5. If a multi reader multi case (MRMC) comparative effectiveness study was done, If so, what was the effect size of how much human readers improve with AI vs without AI assistance:
- No MRMC study is mentioned or implied. The software is described as
"aiding in the diagnosis of related conditions" and presenting "diagnostic information so that it can be checked for quality and interpreted by a qualified physician." This device is a "Predictive Pulmonary-Function Value Calculator" and performs measurements and analysis, but it is not described as an AI system assisting human readers in image interpretation or diagnosis in a comparative effectiveness study context.

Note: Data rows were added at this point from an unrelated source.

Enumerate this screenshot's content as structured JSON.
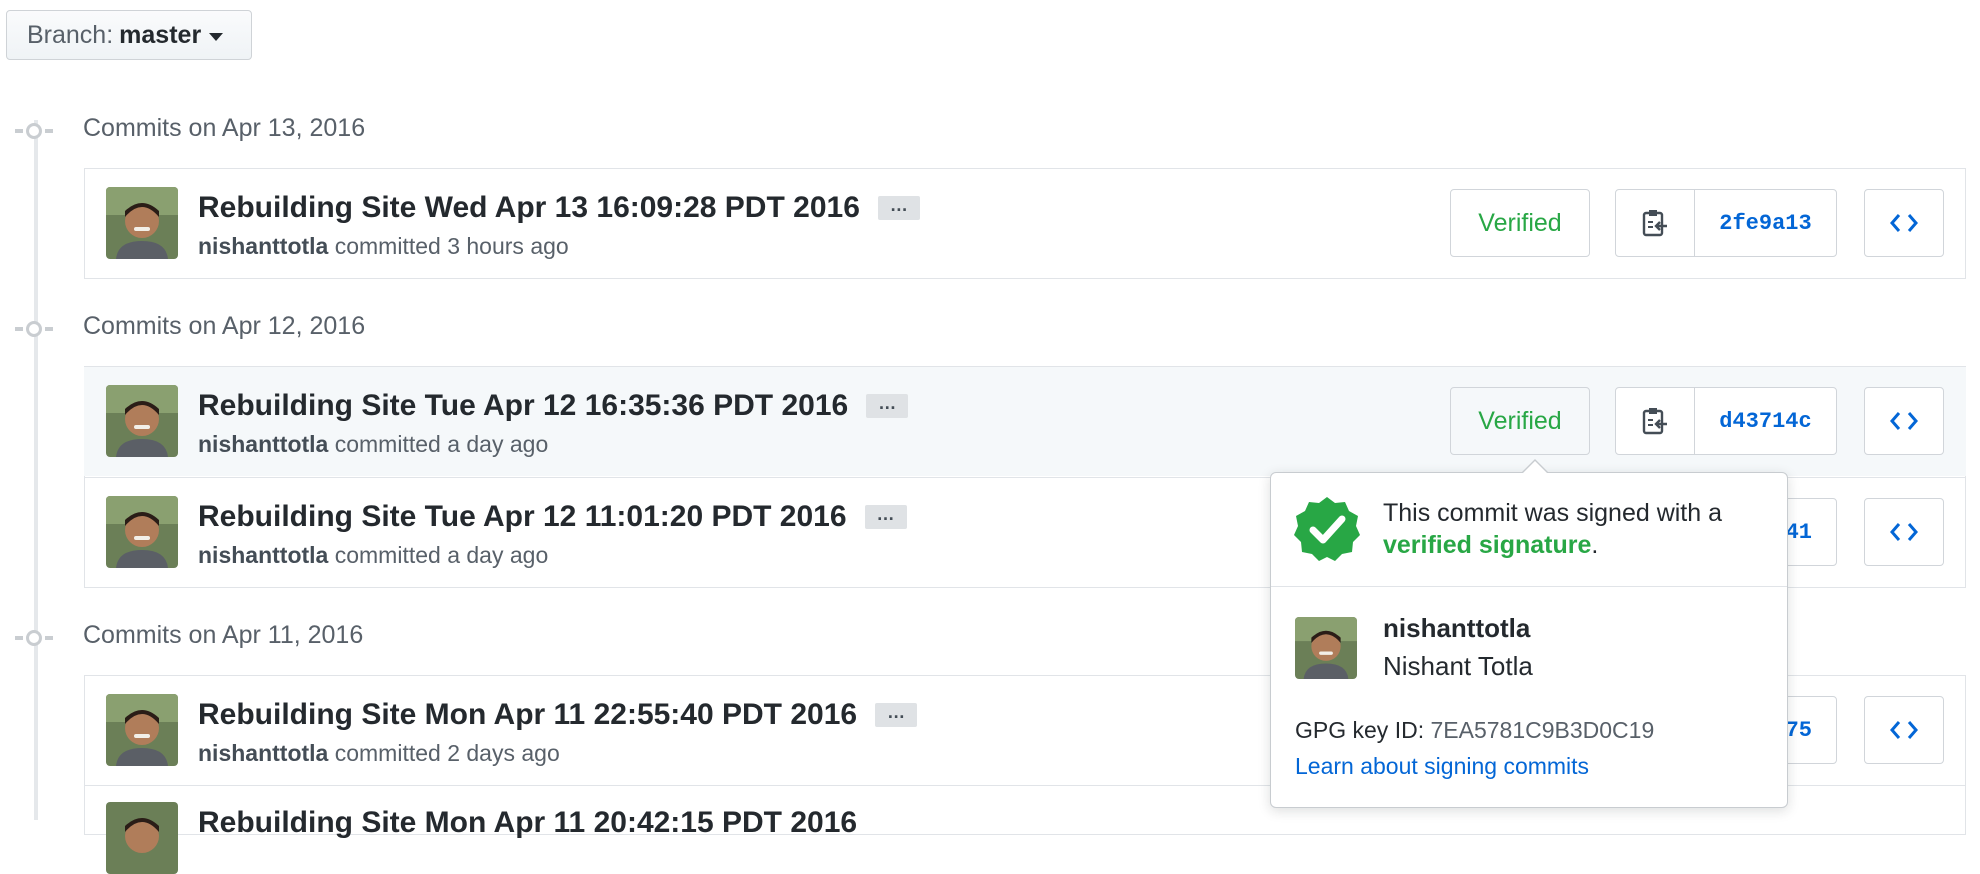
{
  "branch": {
    "label": "Branch:",
    "value": "master"
  },
  "groups": [
    {
      "title": "Commits on Apr 13, 2016"
    },
    {
      "title": "Commits on Apr 12, 2016"
    },
    {
      "title": "Commits on Apr 11, 2016"
    }
  ],
  "commits": [
    {
      "title": "Rebuilding Site Wed Apr 13 16:09:28 PDT 2016",
      "ellipsis": "…",
      "author": "nishanttotla",
      "committed": "committed 3 hours ago",
      "verified": "Verified",
      "sha": "2fe9a13"
    },
    {
      "title": "Rebuilding Site Tue Apr 12 16:35:36 PDT 2016",
      "ellipsis": "…",
      "author": "nishanttotla",
      "committed": "committed a day ago",
      "verified": "Verified",
      "sha": "d43714c"
    },
    {
      "title": "Rebuilding Site Tue Apr 12 11:01:20 PDT 2016",
      "ellipsis": "…",
      "author": "nishanttotla",
      "committed": "committed a day ago",
      "sha": "41"
    },
    {
      "title": "Rebuilding Site Mon Apr 11 22:55:40 PDT 2016",
      "ellipsis": "…",
      "author": "nishanttotla",
      "committed": "committed 2 days ago",
      "sha": "75"
    }
  ],
  "popover": {
    "message": "This commit was signed with a",
    "verified_text": "verified signature",
    "period": ".",
    "username": "nishanttotla",
    "fullname": "Nishant Totla",
    "gpg_label": "GPG key ID:",
    "gpg_value": "7EA5781C9B3D0C19",
    "learn_link": "Learn about signing commits"
  },
  "partial": {
    "title": "Rebuilding Site Mon Apr 11 20:42:15 PDT 2016"
  },
  "colors": {
    "verified": "#28a745",
    "link": "#0366d6",
    "muted": "#586069"
  },
  "icons": [
    "caret-down-icon",
    "clipboard-icon",
    "code-icon",
    "verified-badge-icon"
  ]
}
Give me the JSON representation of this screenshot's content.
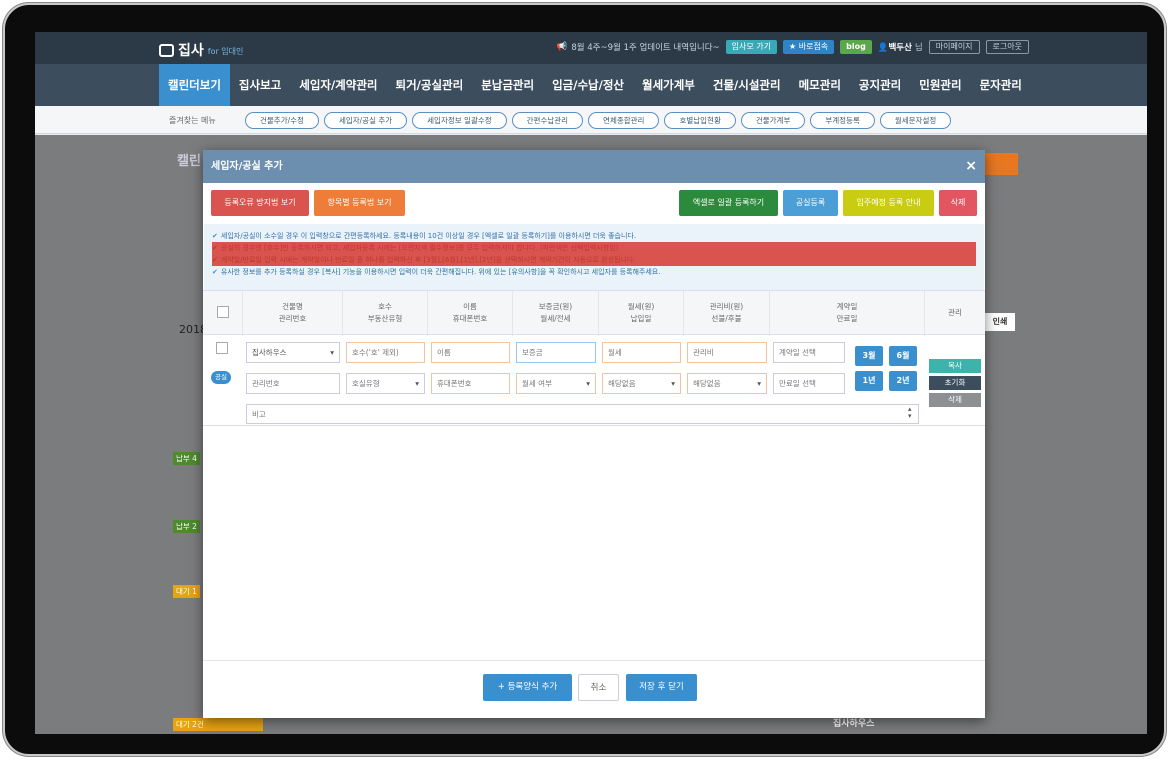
{
  "header": {
    "logo_text": "집사",
    "logo_sub": "for 임대인",
    "notice": "8월 4주~9월 1주 업데이트 내역입니다~",
    "btn_jipsamo": "임사모 가기",
    "btn_quick": "★ 바로접속",
    "btn_blog": "blog",
    "user_name": "백두산",
    "user_suffix": "님",
    "btn_mypage": "마이페이지",
    "btn_logout": "로그아웃"
  },
  "nav": [
    "캘린더보기",
    "집사보고",
    "세입자/계약관리",
    "퇴거/공실관리",
    "분납금관리",
    "입금/수납/정산",
    "월세가계부",
    "건물/시설관리",
    "메모관리",
    "공지관리",
    "민원관리",
    "문자관리"
  ],
  "favorites": {
    "label": "즐겨찾는 메뉴",
    "items": [
      "건물추가/수정",
      "세입자/공실 추가",
      "세입자정보 일괄수정",
      "간편수납관리",
      "연체종합관리",
      "호별납입현황",
      "건물가계부",
      "부계정등록",
      "월세문자설정"
    ]
  },
  "background": {
    "title": "캘린",
    "year": "2018",
    "tags": [
      "납부 4",
      "납부 2",
      "대기 1",
      "대기 2건"
    ],
    "print": "인쇄",
    "bottom_building": "집사하우스"
  },
  "modal": {
    "title": "세입자/공실 추가",
    "close": "×",
    "toolbar": {
      "error_tip": "등록오류 방지법 보기",
      "item_tip": "항목별 등록법 보기",
      "excel": "엑셀로 일괄 등록하기",
      "vacancy": "공실등록",
      "move_in": "입주예정 등록 안내",
      "delete": "삭제"
    },
    "notes": [
      "세입자/공실이 소수일 경우 이 입력창으로 간편등록하세요. 등록내용이 10건 이상일 경우 [엑셀로 일괄 등록하기]를 이용하시면 더욱 좋습니다.",
      "공실의 경우엔 [호수]만 등록하시면 되고, 세입자등록 시에는 [오렌지색 필수정보]를 모두 입력하셔야 합니다. (파란색은 선택입력사항임)",
      "계약일/만료일 입력 시에는 계약일이나 만료일 중 하나를 입력하신 후 [3월],[6월],[1년],[2년]을 선택하시면 계약기간이 자동으로 완성됩니다.",
      "유사한 정보를 추가 등록하실 경우 [복사] 기능을 이용하시면 입력이 더욱 간편해집니다. 위에 있는 [유의사항]을 꼭 확인하시고 세입자를 등록해주세요."
    ],
    "columns": [
      [
        "건물명",
        "관리번호"
      ],
      [
        "호수",
        "부동산유형"
      ],
      [
        "이름",
        "휴대폰번호"
      ],
      [
        "보증금(원)",
        "월세/전세"
      ],
      [
        "월세(원)",
        "납입일"
      ],
      [
        "관리비(원)",
        "선불/후불"
      ],
      [
        "계약일",
        "만료일"
      ],
      [
        "관리"
      ]
    ],
    "row": {
      "badge": "공실",
      "building": "집사하우스",
      "mgmt_no": "관리번호",
      "unit": "호수('호' 제외)",
      "prop_type": "호실유형",
      "name": "이름",
      "phone": "휴대폰번호",
      "deposit": "보증금",
      "rent_type": "월세 여부",
      "rent": "월세",
      "pay_day": "해당없음",
      "fee": "관리비",
      "fee_type": "해당없음",
      "contract": "계약일 선택",
      "expire": "만료일 선택",
      "p3m": "3월",
      "p6m": "6월",
      "p1y": "1년",
      "p2y": "2년",
      "copy": "복사",
      "reset": "초기화",
      "del": "삭제",
      "memo": "비고"
    },
    "footer": {
      "add_form": "+ 등록양식 추가",
      "cancel": "취소",
      "save": "저장 후 닫기"
    }
  }
}
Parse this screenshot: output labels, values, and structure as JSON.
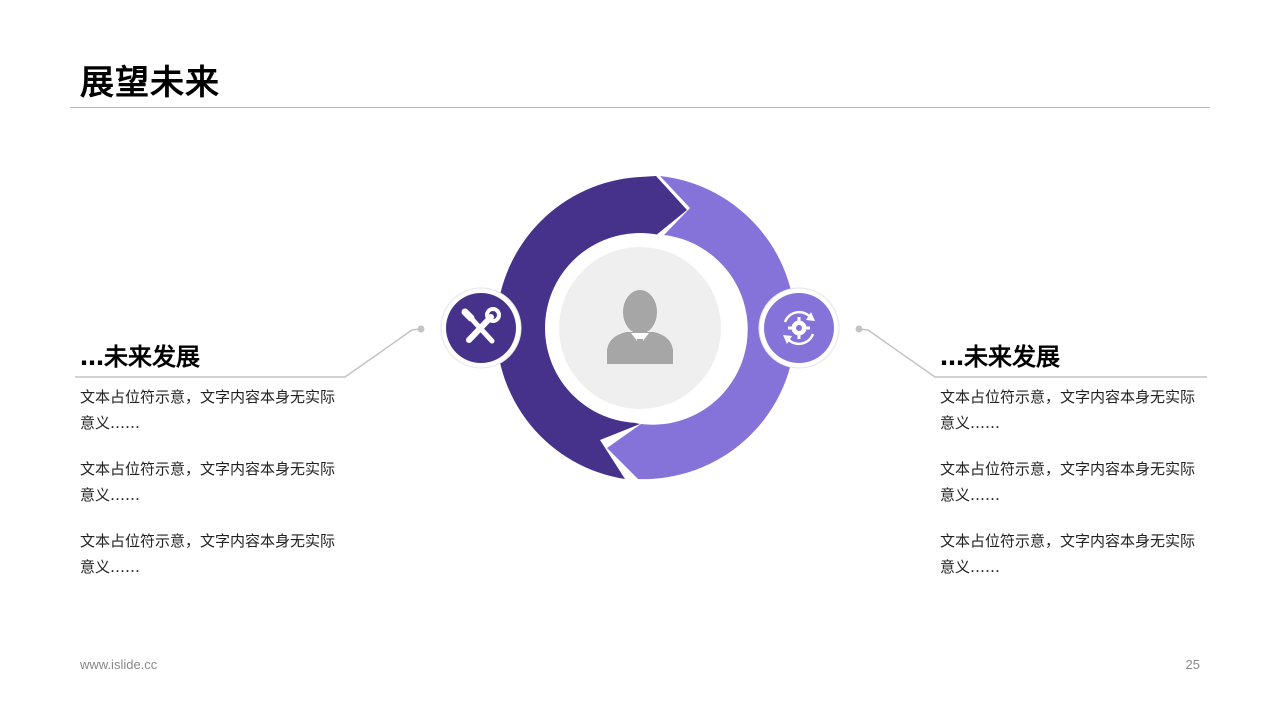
{
  "slide": {
    "title": "展望未来",
    "footer_url": "www.islide.cc",
    "page_number": "25"
  },
  "colors": {
    "dark_purple": "#46328A",
    "light_purple": "#8673D9",
    "center_gray": "#EFEFEF",
    "person_gray": "#A6A6A6"
  },
  "icons": {
    "center": "person-icon",
    "left": "tools-icon",
    "right": "gear-refresh-icon"
  },
  "left_panel": {
    "heading": "…未来发展",
    "items": [
      "文本占位符示意，文字内容本身无实际意义……",
      "文本占位符示意，文字内容本身无实际意义……",
      "文本占位符示意，文字内容本身无实际意义……"
    ]
  },
  "right_panel": {
    "heading": "…未来发展",
    "items": [
      "文本占位符示意，文字内容本身无实际意义……",
      "文本占位符示意，文字内容本身无实际意义……",
      "文本占位符示意，文字内容本身无实际意义……"
    ]
  }
}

6. If a standalone (i.e. algorithm only without human-in-the-loop performance) was done:
- The device is indeed described as a "stand-alone software application." However, the performance validation was done "with the subject software device and recommended hardware devices working together." Its output (measurements and analysis) is intended to be "displayed to the user" and "interpreted by a qualified physician."
- The document does not provide performance metrics for the algorithm only in a way that suggests a diagnostic output without human interpretation or hardware interaction. It's a software that processes data from hardware to provide measurements and analysis, not, for example, a diagnostic image analysis AI.
7. The type of ground truth used (expert consensus, pathology, outcomes data, etc.):
- The document implies that the ground truth for the performance tests (FEV1, DLCO, etc.) would be established by the standardized measurement techniques defined by governing bodies like ATS/ERS/ACCP. These typically involve comparing the device's calculated values against accepted reference methods for deriving those physiological parameters, often involving highly calibrated equipment and expert technicians following strict protocols. However, the exact nature of this "ground truth" (e.g., what gold standard was used for comparison) is not explicitly detailed beyond referencing the standards themselves.
8. The sample size for the training set:
- This information is not provided in the document. This type of device (a calculator/analyzer) is typically engineered based on established physiological formulas and algorithms, rather than being "trained" on large datasets in the way a deep learning AI model would be.
9. How the ground truth for the training set was established:
- Not applicable, as training set details are not provided and the device functions as a calculator based on established science, not a machine learning model that learns from a labeled training set.
§ 868.1890 Predictive pulmonary-function value calculator.
(a)
Identification. A predictive pulmonary-function value calculator is a device used to calculate normal pulmonary-function values based on empirical equations.(b)
Classification. Class II (performance standards).